What is $\sum\limits_{n=0}^\infty \binom{2n}{n}\frac{1}{x^n}$ for $x > 4$.

Question

What is $\sum\limits_{n=0}^\infty \binom{2n}{n}\frac{1}{x^n}$ for $x > 4$.

Here is what I got so far (using Cauchy's integral formula) : $$\sum\limits_{n=0}^\infty \binom{2n}{n}\frac{1}{x^n} ~=~ \sum\limits_{n=0}^\infty \left(\frac{1}{2\pi i}\int_\mathbb{T} \frac{(1+z)^{2n}}{z^{n+1}}\; dz\right) \cdot \frac{1}{x^n} \\=~ \frac{1}{2\pi i}\sum\limits_{n=0}^\infty \frac{1}{x^n}\int_{\mathbb{T}} \frac{1}{z}\cdot \left( \frac{(1+z)^2}{z}\right)^n \; dz \\=~ \frac{1}{2\pi i} \int_{\mathbb{T}} \frac{1}{z} \sum\limits_{n=0}^\infty \left( \frac{(1+z)^2}{xz}\right)^n \; dz \\=~ \frac{1}{2\pi i}\int_\mathbb{T} \frac{1}{z} \cdot \left( \frac{1}{1- \left(\frac{(1+z)^2}{xz}\right)}\right) \; dz \\=~ \frac{1}{2\pi i}\int_\mathbb{T} \frac{1}{z} \cdot \left(\frac{xz}{xz- (1+z)^2}\right) \; dz \\=~ \frac{1}{2\pi i}\int_\mathbb{T} \frac{x}{xz- (1+z)^2} \; dz \\=~ \frac{1}{2\pi i}\int_\mathbb{T} \frac{x}{-1 + (x-2)z- z^2} \; dz$$

According to Wolframalpha I should get $\sqrt{\frac{x}{x-4}}$. Where did I commit a sin ?

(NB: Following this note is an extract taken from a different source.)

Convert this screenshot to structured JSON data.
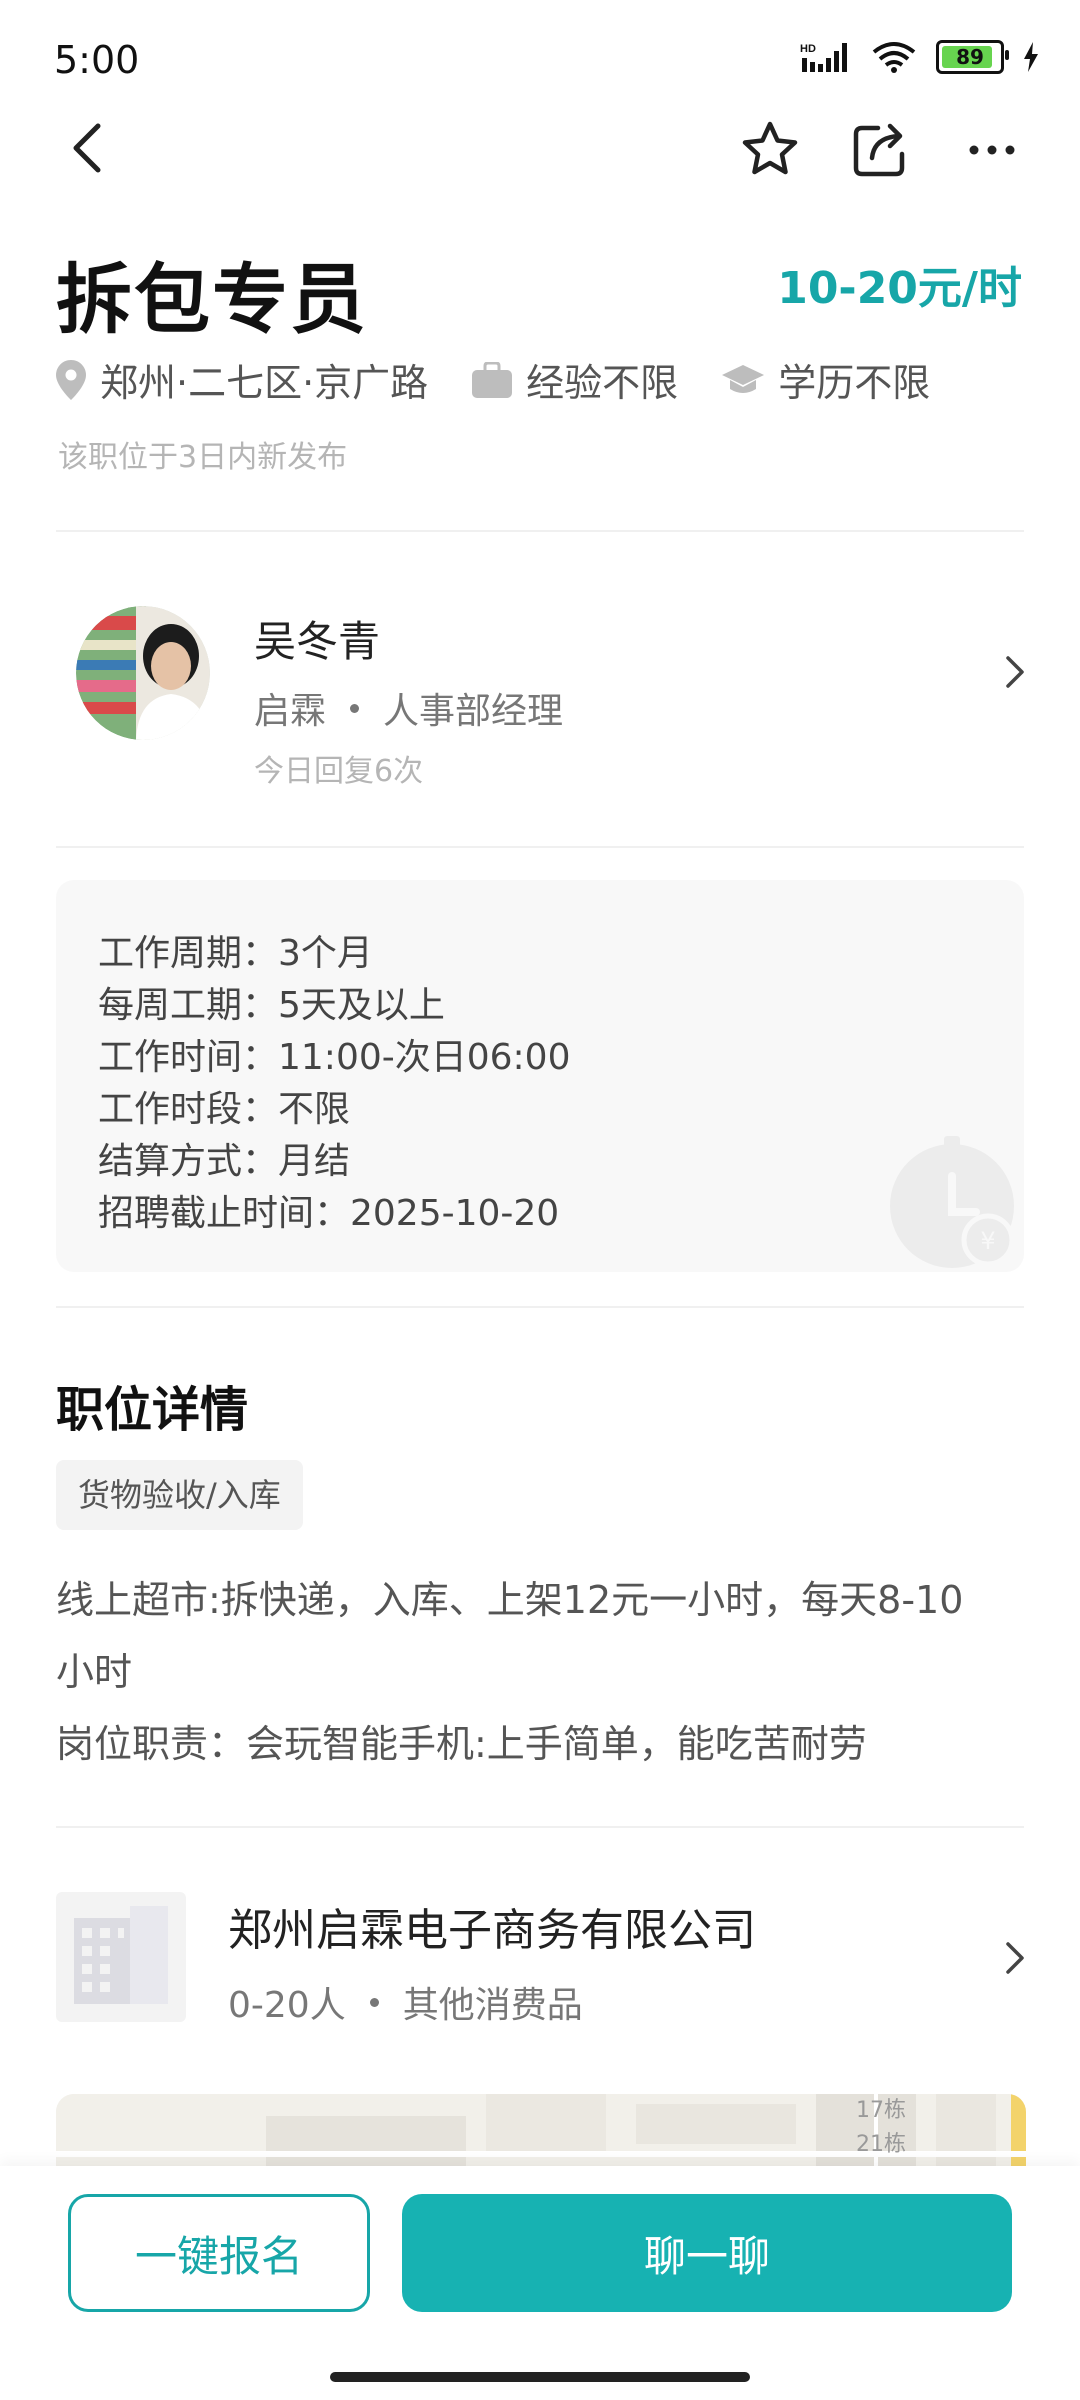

I'm expecting to use the Residue theorem or Cauchy's integral formula at some point but I feel something is fishy.

Answer 1

You just need to keep going: factor the quadratic $z^2-(x-2)z+1=(z-r_1)(z-r_2)$, apply partial fractions to get

$${1\over(z-r_1)(z-r_s)}={1\over r_1-r_2}\left({1\over z-r_1}-{1\over z-r_2} \right)$$

and then use the fact that one of the roots is inside the unit circle and the other is outside when applying the Residue Theorem. Finally, note that

$$\sqrt{x\over x-4}={x\over\sqrt{x^2-4x}}$$

Answer 2

An ODE-based proof. If we set $$ A(t) = \sum_{n\geq 0}\binom{2n}{n}t^n $$ we have an analytic function in a neighbourhood of the origin with radius of convergence $\rho\geq\frac{1}{4}$.

We may notice that: $$ A'(t) = \sum_{n\geq 1}\binom{2n}{n} n t^{n-1} = \sum_{n\geq 0}\binom{2n}{n}(4n+2) t^n $$ while: $$ \frac{d}{dt}\left( t A(t)\right) = \sum_{n\geq 0}\binom{2n}{n}(n+1) t^n $$ hence: $$ A'(t) = 4\frac{d}{dt}\left( t A(t)\right) - 2A(t) = 2A(t)+4t A'(t) $$ or: $$ \frac{A'(t)}{A(t)} = \frac{2}{1-4t}$$ that leads to:

$$ A(t) = \sum_{n\geq 0}\binom{2n}{n}t^n = \frac{1}{\sqrt{1-4t}}. \tag{1}$$

By replacing $t$ with $\frac{1}{x}$ we get:

$$ \forall x>4,\qquad \sum_{n\geq 0}\binom{2n}{n}\frac{1}{x^n}=\color{red}{\sqrt{\frac{x}{x-4}}}.\tag{2} $$

$(1)$ also follows from Lagrange's inversion theorem (that leads to Bring radical).